If you locate any syntax errors, correct the XML file and restart the Federated Search Tomcat. The log is located in the CA SDM directory:

$NX_ROOT\logs\jfscrawl.log

For example, if a <meta_data> tag is accidentally corrupted, then the log indicates the following error:

08/06 15:43:52.624 [pool-2-thread-1] ERROR FSCrawlApplicationListener 302 XmlException::Problem loading config_file::C:\PROGRA~2\CA\SERVIC~1\bopcfg\www\CATALINA_BASE_FS\webapps\fscrawl\WEB-INF\crawler_surface_config.xml:274:8: error: </meta_dataxxxxx> does not close tag <meta_data>

08/06 15:43:52.625 [pool-2-thread-1] ERROR FSCrawlApplicationListener 144 crawler_surface_config.xml could not be loaded, cannot read.

If there are no syntax errors, the following message is displayed:

08/06 15:46:27.924 [pool-2-thread-1] INFO FSCrawlApplicationListener 58 fscrawl context had been loaded successfully.

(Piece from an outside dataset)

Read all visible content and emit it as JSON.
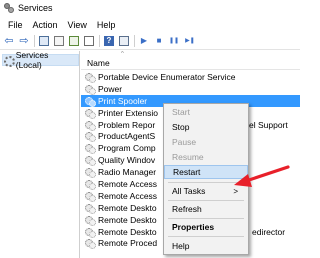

Correct any other errors that do not show up until you try to access CA SDM.
For example, an unknown attribute xxxxx is requested to be exposed for Incidents in the <additional_attributes_to_index> element of crawler_surface_config.xml. The Crawler Surface application does not detect the error. But, when the Crawler Surface sends the request to the Object Manager, the error is detected and reported in the stdlog.x file as follows:
```
08/06 15:51:23.92 SDMSERVER domsrvr 10860 ERROR domset.c 8049 Unknown attribute "xxxxx" requested from domset MLIST_STATIC of factory
```
Use the bop_sinfo -d command to resolve the error.
Modify the crawler_surface_config.xml file.
Restart the Federated Search Tomcat.
The Crawler Surface objects are configured without any errors.